Infatti, in una recente intervista rilasciata a questo giornale, si scaglia contro questo termine, archistar, affermando che esso non significa niente, in quanto esistono solo buoni o cattivi architetti.
Mi sembra, senza essere irrispettoso verso il maestro, che l’affermazione sia almeno un po’ banale e poi non è vero che “archistar” significa niente.
Al contrario, questo termine esprime un concetto, un preciso modo di intendere o esercitare la professione, frutto del bisogno della società dell’immagine che viviamo di avere degli “eroi”, dei miti, delle icone mediatiche.
L’architettura è l’unica arte capace di coinvolgere almeno quattro dei cinque sensi dell’uomo, quindi non c’è da stupirsi se in essa avviene quello che avviene nello sport, - a momenti la vendita di Kakà, faceva perdere le elezioni al PdL- avviene nella musica -Marco Carta docet- avviene in Tv .
Molte di quelle che consideriamo archistar, in realtà sono diventate solo delle firme, delle icone appunto, il marchio di fabbrica di complesse, grandi ed articolate strutture che sfornano progetti dei quali molto spesso l’archistar conosce poco o nulla, al massimo avrà dato qualche indicazione verbale.

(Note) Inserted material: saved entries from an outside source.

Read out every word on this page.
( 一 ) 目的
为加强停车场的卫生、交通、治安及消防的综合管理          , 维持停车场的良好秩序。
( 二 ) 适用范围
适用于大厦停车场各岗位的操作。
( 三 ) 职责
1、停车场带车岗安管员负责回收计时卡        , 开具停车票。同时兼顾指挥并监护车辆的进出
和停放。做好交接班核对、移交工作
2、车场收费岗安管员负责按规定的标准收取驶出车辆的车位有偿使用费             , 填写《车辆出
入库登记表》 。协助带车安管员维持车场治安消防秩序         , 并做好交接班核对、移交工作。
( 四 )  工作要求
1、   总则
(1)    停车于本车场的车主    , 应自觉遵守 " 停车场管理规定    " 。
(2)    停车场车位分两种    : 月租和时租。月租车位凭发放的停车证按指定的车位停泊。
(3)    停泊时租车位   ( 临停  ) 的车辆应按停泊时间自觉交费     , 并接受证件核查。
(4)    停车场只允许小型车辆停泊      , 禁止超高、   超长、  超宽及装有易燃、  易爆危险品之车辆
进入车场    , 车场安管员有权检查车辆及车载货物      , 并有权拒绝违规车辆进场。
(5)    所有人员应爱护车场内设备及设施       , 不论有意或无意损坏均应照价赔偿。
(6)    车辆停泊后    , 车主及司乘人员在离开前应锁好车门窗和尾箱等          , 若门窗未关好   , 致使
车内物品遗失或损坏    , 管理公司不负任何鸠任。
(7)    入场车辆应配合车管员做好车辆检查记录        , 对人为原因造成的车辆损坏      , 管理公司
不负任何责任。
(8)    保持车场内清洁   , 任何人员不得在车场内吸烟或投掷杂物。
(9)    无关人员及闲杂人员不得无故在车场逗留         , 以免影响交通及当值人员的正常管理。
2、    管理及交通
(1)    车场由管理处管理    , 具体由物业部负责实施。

Diventare archistar può voler anche dire dimenticare che non si progetta e costruisce per erigere un monumento al proprio ego, ma per offrire un servizio, benessere fisico e psichico alle persone. Perché l’architetto, se è tale, crea una forma inscindibilmente legata al dare riposta ad una funzione ed un bisogno.
Si può diventare archistar anche sapendo veder bene la propria immagine o attraverso meccanismi pubblicitari trovando, nell’infinita varietà del mercato, il modo di piazzare un prodotto mediocre.
Non voglio qui citare esempi di queste tipologie di archistar ma il mondo mediatico ne conosce molte e poi, in fondo Fuksas ha ragione: Renzo Piano è forse il più grande architetto oggi vivente eppure l’immagine che da di sé, il suo modo di vestire, il suo modo di comunicare , non sono quelli del divo ma dell’artigiano. Osservare i suoi schizzi autografi è come vedere l’anima e l’essenza del progetto e della costruzione che sarà realizzata; i suoi edifici, finalizzati al soddisfacimento del bisogno ancestrale dell’uomo dell’utile e del bello, sono etici nella ricerca sempre innovativa della sostenibilità, eppure non lo vediamo ospite ai talk-show. Non è un’ archistar; sicuramente è un ottimo architetto!
Comunque la figura dell’archistar serve: simbolo da ostentare per fini politici, o perché non può esistere una città senza un’opera di Nouvel così come una Signora senza una borsa Vuitton. Serve per operazioni immobiliari di un certo rilievo economico dove si vuole dare anche il valore aggiunto della firma importante. E’ la legge del mercato e della comunicazione.
Serve anche all’architettura stessa perché attira interesse.
Dove forse non serve un’archistar è quando bisogna intervenire su tessuti delicati, per la struttura, per le condizioni sociali, come ad esempio nella ricostruzione dell’Abruzzo o in contesti similari.
Lì non c’è bisogno di “grandi gesti architettonici “ ma di equilibrio tra territorio e contemporaneità.
Ed una fabbrica, un’industria che produce progetti questo non lo può fare, anche se ha a capo un’archistar.